The bigger headline? For the first time, digital music subscription services surpassed $1 billion in revenues in 2015, accounting for 34.3 percent of all revenues. Digital downloads—mostly iTunes—were second, with 34 percent of revenues. And physical media, mostly audio CDs, came in third with 28.8 percent of revenues.
Driving the growth in digital music subscription services, the RIAA says that there were about 13 million paying subscribers by the end of 2015 (in the U.S.), and the expectation is that the number of paid subscribers will keep growing.
Hinting at some of the high profile news stories from 2015—big services like Spotify and Pandora were both involved in licensing disputes in which both were forced to pay bigger royalties than before—Sherman said that challenges remain.
“In 2015, fans listened to hundreds of billions of audio and video music streams through on-demand ad-supported digital services like YouTube, but revenues from such services have been meager — far less than other kinds of music services,” he wrote. “And the problem is getting worse.”
Well, yes. But surely the RIAA understands that the ease of digital delivery means lower per-unit royalties but also larger audiences for the music … and larger overall revenues. Since this is, as he notes, “at its core, about artists and their art.”
Looking at the RIAA’s report, I see that streaming has exploded since 2010: Back then, just 7 percent of total U.S. music revenues were from music streaming Today, that figure is 34 percent. But revenues are indeed up, if slightly.
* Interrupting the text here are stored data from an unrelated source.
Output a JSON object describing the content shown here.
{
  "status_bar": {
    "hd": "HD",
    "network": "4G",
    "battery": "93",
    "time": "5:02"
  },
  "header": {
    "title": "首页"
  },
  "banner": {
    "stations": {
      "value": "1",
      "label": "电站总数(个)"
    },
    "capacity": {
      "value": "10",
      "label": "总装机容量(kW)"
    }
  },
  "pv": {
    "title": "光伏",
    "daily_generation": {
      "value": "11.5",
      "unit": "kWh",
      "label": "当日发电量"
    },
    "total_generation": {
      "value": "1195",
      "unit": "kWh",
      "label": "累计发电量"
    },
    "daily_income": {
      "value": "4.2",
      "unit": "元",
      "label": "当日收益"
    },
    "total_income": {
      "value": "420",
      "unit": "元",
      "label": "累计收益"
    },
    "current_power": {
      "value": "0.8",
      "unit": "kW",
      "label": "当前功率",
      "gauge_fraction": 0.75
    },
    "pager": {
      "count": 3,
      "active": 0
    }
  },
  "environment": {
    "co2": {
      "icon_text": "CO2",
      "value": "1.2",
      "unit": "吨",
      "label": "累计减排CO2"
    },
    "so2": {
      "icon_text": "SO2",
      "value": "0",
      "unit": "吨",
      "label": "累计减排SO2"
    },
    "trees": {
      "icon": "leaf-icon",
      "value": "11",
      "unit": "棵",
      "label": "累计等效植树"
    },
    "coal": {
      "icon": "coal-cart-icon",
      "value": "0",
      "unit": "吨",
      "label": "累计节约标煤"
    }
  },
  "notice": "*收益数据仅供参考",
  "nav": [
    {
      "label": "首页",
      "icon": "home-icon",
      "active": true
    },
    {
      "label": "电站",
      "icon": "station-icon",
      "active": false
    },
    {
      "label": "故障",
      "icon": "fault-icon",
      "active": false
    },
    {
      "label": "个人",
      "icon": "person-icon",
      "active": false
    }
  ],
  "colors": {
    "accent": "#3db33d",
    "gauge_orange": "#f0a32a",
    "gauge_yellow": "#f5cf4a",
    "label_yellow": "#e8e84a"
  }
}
Looking at these trends with a Microsoft focus, it’s not hard to understand why Microsoft dropped the digital download-focused Zune service for the more modern Xbox Music/Groove service, which is primarily streaming- and subscription-based. But it’s still unclear why Microsoft let MixRadio go in the wake of its Nokia buyout: MixRadio provided that Internet radio station/music discovery piece that is still sorely missing from Groove. And services like Spotify, Google Play Music, and Apple Music are vastly superior as a result.